What I want to say is it’s not freedom. It is absolutely not freedom to live in fear of having your life taken from you whenever you leave your home. It is not freedom to have to fear driving or walking or standing too long in the wrong place. It is not freedom.

And I will never feel comfortable in my own skin until my black brothers and sisters have the same freedom I have to walk down the street or drive a car. None of us should feel comfortable in our skin. None of us. And it is on all of us to fix it.

17 September 2016
I just found a scrap of paper that says, “Get picture of supernatural flag.” I wrote it–who knows when. Now I have no idea what it means, and I love that. I love the strangeness of being a writer and finding wild thoughts on scraps of paper all over the house.

13 September 2016
I’m in class talking to my students (they’re writing now) about characterization and complexity of motives and personality and desires, and I’m struck by the irony that the people and characters we know and love the most are the ones for whom we see not only the good but also the flaws and weaknesses, yet we so often try to hide our own flaws and weaknesses from each other. We often obscure in our own lives exactly that which makes us the most interesting and lovable. It’s a good lesson in loving your weird self —

07 September 2016
Selfie with custie

Selfie with custie

29 August 2016
Going to hang out with the frogs in my backyard. Craving less time with the manmade world and more time with the godmade world…

23 August 2016
Happy happy to hear that Tinderbox Poetry Journal has nominated my poem “To Be With Trees” for the Orison Anthology 2017. Huge thanks to Jenn Givhan, Molly Sutton Kiefer, and the other amazing editors. And best of luck to all the nominees! I LOVE POETRY!

30 July 2016
Alice and Melissa’s Excellent Adventures — with Alice Anderson at The Groove.

Alice and Melissa

24 July 2016
My friends–Sorry I’ve been largely absent from here as I’ve been painting, working on floors, & getting my new house ready for move in. I miss seeing your posts and knowing more about what’s going on in your lives, and I look forward to catching up soon! In the meantime, here are the cereal bowls I bought to replace the ones that were broken in storage. LOVE the fishies!

18 July 2016
When I was at the store a little while ago, I saw a woman stop this rough, tired, dirty man and give him a salt scrub demo on his wrist. He looked like he’d never been pampered a day in his life, and the expression on his face as she did the demo was so beautiful–I can’t get it out of my mind. I wish I could have taken a picture of it for you. I know I am idealizing this, and I know she had something to sell, but I can’t help but wish that this is what we humans could be to each other–what she was to him in the moment I witnessed–relief, comfort, caring, respite. I am not going to start carrying salt scrub in my purse, but I am going to start trying to give someone else a moment like this each day–even if it’s just by listening.

26 June 2016
Attack of the sexy, killer scrap metal — Amy King and Melissa Studdard at Fabulous Furniture.

Fabulous Furniture

25 June 2016
Many thanks to Jenn Givhan for including my poems “To Be With Trees” and “Life is the Saddest Thing That Ever Happened to Me” in the fabulous new issue of Tinderbox Poetry Journal. I’m delighted to be in such great company.

16 June 2016

I bought a house!

13 June 2016
We are not here to judge each other; we are here to love each other, and to support each other in our most unique expressions of self. Also, to hell with guns.

11 June 2016
Melissa Studdard was feeling grateful: It would take about 5,000 lifetimes to adequately thank my parents for their love and support.

Thanks to Rosalind Williamson, I finally have a shot of my favorite Houston train bridge.

Houston Train Bridge

26 May 2016 in Bushnellsville Creek
Wish you were here with us.
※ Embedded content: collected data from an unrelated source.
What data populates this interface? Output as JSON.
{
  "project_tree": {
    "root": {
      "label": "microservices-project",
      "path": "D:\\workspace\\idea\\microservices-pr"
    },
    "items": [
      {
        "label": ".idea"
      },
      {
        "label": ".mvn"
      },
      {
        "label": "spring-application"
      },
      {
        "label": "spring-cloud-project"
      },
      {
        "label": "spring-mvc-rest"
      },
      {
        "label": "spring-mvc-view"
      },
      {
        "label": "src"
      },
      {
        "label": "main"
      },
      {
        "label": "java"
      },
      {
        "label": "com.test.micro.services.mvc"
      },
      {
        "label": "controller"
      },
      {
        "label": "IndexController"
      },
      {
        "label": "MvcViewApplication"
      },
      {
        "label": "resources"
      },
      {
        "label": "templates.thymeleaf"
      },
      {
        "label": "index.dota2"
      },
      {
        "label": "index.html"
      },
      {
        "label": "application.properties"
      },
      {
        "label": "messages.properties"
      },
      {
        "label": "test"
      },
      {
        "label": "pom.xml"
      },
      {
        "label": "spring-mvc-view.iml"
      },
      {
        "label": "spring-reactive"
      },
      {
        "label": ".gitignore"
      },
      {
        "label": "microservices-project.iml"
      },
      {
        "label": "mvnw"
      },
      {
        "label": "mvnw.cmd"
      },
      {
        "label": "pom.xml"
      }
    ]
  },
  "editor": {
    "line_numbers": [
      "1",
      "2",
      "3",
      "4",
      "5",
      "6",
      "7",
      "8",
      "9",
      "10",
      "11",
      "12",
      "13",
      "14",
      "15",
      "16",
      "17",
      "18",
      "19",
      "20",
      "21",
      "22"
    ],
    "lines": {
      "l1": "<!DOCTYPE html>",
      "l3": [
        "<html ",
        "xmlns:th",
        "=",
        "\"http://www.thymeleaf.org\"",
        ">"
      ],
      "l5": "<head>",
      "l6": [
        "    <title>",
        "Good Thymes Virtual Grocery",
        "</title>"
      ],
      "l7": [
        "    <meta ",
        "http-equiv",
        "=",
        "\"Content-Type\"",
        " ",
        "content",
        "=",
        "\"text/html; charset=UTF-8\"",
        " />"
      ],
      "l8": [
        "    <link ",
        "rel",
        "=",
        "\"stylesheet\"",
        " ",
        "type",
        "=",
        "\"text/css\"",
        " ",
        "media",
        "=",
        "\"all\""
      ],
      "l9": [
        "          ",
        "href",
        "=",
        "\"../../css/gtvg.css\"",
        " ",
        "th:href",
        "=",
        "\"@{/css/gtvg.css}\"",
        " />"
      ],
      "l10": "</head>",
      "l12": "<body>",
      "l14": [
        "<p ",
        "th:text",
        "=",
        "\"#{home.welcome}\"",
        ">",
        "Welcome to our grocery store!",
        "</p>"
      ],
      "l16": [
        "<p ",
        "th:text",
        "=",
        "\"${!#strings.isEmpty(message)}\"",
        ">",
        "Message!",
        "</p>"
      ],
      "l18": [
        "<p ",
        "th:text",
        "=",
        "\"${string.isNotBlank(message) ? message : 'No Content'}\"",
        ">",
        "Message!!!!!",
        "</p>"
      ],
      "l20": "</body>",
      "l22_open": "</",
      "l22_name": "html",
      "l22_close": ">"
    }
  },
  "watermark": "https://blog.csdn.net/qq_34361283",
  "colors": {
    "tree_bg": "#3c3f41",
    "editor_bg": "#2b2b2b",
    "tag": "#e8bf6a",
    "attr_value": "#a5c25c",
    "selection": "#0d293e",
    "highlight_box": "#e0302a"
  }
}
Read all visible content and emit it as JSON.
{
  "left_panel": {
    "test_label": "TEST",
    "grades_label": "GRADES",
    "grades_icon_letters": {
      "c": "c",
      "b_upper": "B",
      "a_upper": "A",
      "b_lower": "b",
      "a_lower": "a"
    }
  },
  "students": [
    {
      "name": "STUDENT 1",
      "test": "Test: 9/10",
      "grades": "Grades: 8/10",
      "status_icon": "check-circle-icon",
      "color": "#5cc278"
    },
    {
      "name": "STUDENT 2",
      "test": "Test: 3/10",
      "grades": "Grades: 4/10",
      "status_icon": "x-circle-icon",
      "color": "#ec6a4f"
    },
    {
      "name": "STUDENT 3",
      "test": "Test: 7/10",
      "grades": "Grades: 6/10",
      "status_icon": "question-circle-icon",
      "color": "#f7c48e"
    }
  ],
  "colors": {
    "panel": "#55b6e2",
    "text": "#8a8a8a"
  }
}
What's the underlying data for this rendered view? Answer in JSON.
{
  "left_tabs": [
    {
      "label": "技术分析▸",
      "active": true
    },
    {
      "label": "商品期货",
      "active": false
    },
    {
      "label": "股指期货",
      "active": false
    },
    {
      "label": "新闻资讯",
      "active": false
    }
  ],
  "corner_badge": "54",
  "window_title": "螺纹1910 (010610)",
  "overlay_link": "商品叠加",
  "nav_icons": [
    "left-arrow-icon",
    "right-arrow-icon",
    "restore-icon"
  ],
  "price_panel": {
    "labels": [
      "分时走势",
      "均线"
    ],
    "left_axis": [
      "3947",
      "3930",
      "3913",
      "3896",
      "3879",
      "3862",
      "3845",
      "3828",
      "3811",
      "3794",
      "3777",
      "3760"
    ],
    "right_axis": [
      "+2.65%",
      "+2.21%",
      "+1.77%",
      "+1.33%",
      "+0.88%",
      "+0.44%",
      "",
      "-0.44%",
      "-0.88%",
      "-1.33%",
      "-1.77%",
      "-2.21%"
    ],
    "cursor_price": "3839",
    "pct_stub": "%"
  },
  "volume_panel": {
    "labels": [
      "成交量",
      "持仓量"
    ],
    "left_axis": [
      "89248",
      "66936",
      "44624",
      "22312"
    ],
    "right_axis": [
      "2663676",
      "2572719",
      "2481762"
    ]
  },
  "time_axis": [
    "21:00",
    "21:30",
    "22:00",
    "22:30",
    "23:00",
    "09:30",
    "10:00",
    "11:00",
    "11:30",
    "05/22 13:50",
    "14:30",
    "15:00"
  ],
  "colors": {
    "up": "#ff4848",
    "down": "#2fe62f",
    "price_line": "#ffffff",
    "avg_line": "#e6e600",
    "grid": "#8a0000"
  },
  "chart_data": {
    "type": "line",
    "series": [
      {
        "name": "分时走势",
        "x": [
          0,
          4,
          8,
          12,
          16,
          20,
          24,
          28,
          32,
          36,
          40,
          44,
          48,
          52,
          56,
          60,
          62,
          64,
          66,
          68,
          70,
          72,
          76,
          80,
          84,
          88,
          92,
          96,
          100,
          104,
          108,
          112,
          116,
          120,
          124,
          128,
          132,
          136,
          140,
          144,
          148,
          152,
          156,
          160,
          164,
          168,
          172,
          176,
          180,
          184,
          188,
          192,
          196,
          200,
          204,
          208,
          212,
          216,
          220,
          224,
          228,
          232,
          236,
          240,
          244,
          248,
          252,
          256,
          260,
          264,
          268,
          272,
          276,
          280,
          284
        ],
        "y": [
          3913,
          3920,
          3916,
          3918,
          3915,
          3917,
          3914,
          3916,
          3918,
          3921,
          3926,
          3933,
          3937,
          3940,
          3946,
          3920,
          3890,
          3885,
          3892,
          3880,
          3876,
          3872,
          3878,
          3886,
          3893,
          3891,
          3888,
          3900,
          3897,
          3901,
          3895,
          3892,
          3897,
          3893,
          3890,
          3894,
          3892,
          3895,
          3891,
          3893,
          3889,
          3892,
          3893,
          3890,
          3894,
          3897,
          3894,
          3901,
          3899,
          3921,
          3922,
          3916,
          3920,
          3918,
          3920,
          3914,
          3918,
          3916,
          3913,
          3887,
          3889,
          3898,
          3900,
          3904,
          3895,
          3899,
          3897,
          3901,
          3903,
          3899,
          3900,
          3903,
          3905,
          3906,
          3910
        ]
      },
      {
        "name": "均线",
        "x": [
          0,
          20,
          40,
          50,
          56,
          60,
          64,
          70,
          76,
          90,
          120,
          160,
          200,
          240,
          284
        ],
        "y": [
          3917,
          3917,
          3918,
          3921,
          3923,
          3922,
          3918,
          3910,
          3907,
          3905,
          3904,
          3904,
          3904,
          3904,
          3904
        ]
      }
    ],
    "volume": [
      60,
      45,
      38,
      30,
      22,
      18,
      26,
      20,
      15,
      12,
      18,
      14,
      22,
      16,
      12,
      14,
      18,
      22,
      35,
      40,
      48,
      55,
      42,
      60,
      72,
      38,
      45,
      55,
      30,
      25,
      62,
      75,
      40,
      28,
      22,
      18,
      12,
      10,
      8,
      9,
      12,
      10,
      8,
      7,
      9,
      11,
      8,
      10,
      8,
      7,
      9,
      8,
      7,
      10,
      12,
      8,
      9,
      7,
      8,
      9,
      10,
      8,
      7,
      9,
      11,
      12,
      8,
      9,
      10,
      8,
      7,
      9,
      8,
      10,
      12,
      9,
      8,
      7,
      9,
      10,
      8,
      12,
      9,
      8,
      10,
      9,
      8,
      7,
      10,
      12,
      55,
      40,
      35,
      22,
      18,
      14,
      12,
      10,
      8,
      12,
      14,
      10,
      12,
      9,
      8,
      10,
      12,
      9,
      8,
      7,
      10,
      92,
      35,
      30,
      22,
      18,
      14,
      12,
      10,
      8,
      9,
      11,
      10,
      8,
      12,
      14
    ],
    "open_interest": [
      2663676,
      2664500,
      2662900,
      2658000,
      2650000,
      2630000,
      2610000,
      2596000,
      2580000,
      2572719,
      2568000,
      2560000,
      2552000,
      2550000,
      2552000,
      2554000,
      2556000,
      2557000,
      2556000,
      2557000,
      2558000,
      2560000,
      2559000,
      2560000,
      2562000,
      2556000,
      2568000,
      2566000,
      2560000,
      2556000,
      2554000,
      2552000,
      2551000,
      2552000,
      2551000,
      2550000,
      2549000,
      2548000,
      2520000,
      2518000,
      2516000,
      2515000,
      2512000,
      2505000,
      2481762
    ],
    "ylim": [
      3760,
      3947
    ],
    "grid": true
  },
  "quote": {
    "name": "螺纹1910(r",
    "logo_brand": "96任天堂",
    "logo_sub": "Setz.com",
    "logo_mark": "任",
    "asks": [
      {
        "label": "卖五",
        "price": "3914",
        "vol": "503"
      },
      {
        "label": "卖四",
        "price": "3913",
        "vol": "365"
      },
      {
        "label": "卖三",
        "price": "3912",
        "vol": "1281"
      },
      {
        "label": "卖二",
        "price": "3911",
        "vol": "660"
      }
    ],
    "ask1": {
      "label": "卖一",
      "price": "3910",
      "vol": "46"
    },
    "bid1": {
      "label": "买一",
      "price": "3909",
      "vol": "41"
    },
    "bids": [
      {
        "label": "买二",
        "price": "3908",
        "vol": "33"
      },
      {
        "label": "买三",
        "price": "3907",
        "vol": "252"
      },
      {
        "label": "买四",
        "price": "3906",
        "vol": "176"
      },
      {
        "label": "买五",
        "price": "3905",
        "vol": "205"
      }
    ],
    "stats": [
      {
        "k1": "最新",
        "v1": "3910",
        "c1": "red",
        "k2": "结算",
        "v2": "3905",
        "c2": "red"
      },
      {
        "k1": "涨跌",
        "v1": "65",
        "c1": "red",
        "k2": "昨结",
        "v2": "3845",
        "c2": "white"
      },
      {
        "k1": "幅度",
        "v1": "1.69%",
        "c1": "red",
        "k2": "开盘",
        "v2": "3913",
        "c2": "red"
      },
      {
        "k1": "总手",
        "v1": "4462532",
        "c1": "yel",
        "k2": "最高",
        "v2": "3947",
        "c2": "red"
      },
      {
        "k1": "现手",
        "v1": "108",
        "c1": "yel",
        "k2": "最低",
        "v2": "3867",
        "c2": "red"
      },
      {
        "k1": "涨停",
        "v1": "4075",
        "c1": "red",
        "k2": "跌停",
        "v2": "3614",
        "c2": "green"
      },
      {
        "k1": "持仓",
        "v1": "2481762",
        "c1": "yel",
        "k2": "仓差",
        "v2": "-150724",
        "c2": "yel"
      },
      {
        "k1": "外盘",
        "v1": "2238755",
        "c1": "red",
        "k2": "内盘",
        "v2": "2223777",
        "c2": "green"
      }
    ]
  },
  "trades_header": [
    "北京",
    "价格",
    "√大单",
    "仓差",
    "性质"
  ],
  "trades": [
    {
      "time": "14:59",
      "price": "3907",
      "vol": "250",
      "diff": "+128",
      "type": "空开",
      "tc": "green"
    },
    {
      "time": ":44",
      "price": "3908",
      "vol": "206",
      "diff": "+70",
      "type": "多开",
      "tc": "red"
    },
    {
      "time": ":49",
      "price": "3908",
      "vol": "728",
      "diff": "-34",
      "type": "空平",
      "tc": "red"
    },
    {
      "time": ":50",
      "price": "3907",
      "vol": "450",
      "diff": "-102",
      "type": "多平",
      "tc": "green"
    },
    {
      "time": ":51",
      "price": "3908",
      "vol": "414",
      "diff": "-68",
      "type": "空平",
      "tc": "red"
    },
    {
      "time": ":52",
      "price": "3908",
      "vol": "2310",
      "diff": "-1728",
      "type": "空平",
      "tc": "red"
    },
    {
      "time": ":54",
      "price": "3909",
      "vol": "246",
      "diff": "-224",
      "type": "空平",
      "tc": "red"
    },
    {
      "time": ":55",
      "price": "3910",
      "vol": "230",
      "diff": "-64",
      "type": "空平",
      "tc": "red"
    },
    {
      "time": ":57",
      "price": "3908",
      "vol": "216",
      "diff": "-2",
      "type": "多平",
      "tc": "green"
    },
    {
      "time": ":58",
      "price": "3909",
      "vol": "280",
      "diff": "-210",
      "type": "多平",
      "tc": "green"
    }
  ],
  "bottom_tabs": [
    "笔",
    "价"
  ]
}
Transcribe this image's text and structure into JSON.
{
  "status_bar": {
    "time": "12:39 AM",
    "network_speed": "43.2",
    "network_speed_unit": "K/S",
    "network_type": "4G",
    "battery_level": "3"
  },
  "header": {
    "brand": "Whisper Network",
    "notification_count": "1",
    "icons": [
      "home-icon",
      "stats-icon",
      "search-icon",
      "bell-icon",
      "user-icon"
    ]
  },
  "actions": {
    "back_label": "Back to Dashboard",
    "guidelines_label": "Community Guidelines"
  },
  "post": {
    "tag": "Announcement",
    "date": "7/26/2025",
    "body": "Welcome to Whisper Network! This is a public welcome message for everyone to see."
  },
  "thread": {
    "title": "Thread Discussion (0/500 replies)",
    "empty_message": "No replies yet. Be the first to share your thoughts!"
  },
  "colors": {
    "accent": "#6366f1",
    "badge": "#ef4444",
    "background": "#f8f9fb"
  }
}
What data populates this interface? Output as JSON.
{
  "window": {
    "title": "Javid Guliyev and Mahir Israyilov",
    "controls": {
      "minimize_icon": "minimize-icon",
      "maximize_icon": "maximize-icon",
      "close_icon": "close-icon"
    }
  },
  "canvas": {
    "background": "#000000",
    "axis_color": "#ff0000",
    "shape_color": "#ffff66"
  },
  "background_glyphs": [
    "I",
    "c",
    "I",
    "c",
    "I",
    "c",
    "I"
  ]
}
Breathing this air is like breathing health itself.

Amy King and Melissa Studdard

18 May 2016
I’m happy to have several of the self-written epigraphs and a short poem from ‘I Ate the Cosmos for Breakfast’ in the current issue of ‘First Literary Review East.’ Many, many thanks to Cindy Sostchen-Hochman and Karen Neuberg for their great editing, and many thanks to the other poets for their fine work!

08 May 2016
The mom who made me a kid with the kid who made me a mom. Love them both like crazy!